Le Dr Ahoua Don Mello hausse le ton face à la persistance de l’orpaillage clandestin en Côte d’Ivoire. Dans une déclaration publiée mercredi 26 août, il appelle le gouvernement à s’attaquer aux réseaux financiers qui, selon lui, se trouvent derrière l’exploitation illégale des ressources aurifères du pays.
Cette prise de position fait suite à la rediffusion, mardi 25 août sur RTI 1, de l’émission « Le Débat », présentée par Hamza Diaby et consacrée à la problématique de l’orpaillage clandestin. Au cours de cette émission, le Directeur général des Mines et de la Géologie, Seydou Coulibaly, aurait fait état de l’identification, par les services compétents, de plusieurs maillons de la chaîne impliquée dans cette activité.
Selon les informations reprises par Ahoua Don Mello, des financiers opéreraient depuis l’étranger, notamment dans la sous-région et à Dubaï, en s’appuyant sur des relais locaux pour assurer le financement, le recrutement de géologues et la logistique des opérations sur le terrain.

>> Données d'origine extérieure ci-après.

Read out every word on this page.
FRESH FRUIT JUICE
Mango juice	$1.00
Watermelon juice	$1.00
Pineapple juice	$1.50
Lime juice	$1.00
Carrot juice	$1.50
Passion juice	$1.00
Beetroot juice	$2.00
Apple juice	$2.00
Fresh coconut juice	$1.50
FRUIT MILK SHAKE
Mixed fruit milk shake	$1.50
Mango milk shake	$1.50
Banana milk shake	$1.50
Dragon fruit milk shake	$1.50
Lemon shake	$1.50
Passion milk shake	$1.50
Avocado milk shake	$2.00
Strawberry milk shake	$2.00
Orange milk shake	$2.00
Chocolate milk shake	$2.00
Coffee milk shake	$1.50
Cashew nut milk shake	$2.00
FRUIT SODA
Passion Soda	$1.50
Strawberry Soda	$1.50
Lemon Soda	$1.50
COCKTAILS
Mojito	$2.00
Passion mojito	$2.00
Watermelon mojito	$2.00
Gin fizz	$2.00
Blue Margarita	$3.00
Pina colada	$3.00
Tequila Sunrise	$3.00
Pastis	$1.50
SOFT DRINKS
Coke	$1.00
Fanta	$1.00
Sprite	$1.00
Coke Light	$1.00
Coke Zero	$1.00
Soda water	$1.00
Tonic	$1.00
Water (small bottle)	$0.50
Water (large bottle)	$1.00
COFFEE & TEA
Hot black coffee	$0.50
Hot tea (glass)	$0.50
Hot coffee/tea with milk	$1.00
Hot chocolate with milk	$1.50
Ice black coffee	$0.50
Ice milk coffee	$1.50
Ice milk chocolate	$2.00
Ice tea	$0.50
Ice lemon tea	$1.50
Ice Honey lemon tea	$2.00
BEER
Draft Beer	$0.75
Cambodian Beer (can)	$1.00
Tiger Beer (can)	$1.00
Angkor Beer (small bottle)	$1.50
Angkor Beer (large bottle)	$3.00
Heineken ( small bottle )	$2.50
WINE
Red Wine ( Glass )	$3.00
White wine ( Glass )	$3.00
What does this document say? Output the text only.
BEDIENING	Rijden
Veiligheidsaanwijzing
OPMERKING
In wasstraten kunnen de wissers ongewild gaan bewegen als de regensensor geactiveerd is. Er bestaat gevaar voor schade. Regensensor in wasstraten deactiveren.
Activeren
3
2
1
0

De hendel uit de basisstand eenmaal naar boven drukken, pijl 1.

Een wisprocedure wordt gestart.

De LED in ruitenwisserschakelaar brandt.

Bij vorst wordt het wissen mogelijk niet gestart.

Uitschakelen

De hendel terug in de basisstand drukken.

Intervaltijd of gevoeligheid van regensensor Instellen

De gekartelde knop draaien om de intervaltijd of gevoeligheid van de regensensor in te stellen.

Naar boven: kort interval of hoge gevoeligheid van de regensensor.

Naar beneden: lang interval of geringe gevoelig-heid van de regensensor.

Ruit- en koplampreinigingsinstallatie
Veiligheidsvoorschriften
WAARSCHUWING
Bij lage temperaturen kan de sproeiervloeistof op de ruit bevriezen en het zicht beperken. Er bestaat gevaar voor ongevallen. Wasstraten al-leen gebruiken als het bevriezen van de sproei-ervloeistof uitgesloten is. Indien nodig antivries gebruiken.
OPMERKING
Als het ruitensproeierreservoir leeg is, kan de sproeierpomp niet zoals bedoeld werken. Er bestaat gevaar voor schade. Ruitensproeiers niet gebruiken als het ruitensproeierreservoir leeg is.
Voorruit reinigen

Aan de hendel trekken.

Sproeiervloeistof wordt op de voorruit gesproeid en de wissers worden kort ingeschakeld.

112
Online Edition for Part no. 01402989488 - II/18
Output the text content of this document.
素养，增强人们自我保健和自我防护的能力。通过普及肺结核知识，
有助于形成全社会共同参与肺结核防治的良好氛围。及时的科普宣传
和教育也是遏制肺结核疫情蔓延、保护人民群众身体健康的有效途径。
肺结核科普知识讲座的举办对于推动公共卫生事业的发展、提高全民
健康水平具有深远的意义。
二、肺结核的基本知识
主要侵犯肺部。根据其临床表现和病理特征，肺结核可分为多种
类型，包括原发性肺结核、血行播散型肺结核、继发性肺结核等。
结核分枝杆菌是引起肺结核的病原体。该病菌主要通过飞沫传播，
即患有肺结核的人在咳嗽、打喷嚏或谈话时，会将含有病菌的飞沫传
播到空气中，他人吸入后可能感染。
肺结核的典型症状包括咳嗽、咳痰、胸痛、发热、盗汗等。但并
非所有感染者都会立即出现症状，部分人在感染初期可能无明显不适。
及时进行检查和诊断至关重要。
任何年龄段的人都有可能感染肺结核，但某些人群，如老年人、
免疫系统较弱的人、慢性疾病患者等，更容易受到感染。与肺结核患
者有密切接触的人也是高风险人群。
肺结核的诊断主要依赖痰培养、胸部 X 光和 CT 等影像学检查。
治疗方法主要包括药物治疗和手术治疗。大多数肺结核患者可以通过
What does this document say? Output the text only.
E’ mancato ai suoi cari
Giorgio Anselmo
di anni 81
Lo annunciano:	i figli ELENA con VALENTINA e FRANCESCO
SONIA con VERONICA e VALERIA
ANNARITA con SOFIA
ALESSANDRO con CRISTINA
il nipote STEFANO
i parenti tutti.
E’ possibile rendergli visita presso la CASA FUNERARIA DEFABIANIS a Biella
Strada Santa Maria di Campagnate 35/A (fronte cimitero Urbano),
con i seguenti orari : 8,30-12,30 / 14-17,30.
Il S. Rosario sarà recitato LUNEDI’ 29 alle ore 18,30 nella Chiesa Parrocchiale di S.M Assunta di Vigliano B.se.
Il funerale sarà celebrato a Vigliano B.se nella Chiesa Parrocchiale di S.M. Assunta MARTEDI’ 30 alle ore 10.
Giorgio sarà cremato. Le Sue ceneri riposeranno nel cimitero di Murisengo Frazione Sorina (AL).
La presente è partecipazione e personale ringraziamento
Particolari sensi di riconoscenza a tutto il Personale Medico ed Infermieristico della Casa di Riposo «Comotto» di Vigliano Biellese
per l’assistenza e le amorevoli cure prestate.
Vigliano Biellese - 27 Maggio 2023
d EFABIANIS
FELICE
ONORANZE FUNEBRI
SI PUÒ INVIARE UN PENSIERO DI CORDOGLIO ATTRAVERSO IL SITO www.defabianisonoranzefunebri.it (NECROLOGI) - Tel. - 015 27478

Une chaîne criminelle à démanteler
Déjà, dans un communiqué publié le 19 août et lors d’une interview accordée à la presse le 23 août, Ahoua Don Mello avait dénoncé ce qu’il présente comme une « mafia de l’or ». Il estime que l’orpaillage clandestin s’est progressivement développé sur une grande partie du territoire national, avec des conséquences importantes pour l’environnement et l’économie.
La pollution des cours d’eau, la dégradation des terres agricoles et les pertes économiques attribuées à cette activité figurent parmi les principales préoccupations soulevées dans sa déclaration.
Pour l’ancien ministre, les interventions limitées aux sites clandestins et aux opérateurs présents sur le terrain ne permettent pas de venir à bout du phénomène. Il estime que l’action de l’État doit désormais remonter jusqu’aux véritables commanditaires et aux circuits financiers.
Vers une coopération judiciaire internationale
Ahoua Don Mello appelle ainsi les autorités ivoiriennes à mobiliser les mécanismes de coopération judiciaire internationale afin d’identifier et de poursuivre les responsables présumés installés hors du pays.
Il préconise notamment le recours aux instruments juridiques internationaux et à une coopération renforcée avec les États concernés pour retrouver les éventuels financiers de ces réseaux.
« Le peuple ivoirien n’attend plus des explications, mais des actes fermes », affirme-t-il dans cette déclaration signée par son directeur de la communication, Ahile Fernand dit Léo Côte d’Ivoire.
Pour Ahoua Don Mello, la richesse aurifère ivoirienne doit plutôt servir de levier au développement national. Il appelle donc à une offensive plus déterminée contre l’orpaillage clandestin, avec pour priorité la protection des ressources naturelles, des terres agricoles et des intérêts économiques de la Côte d’Ivoire.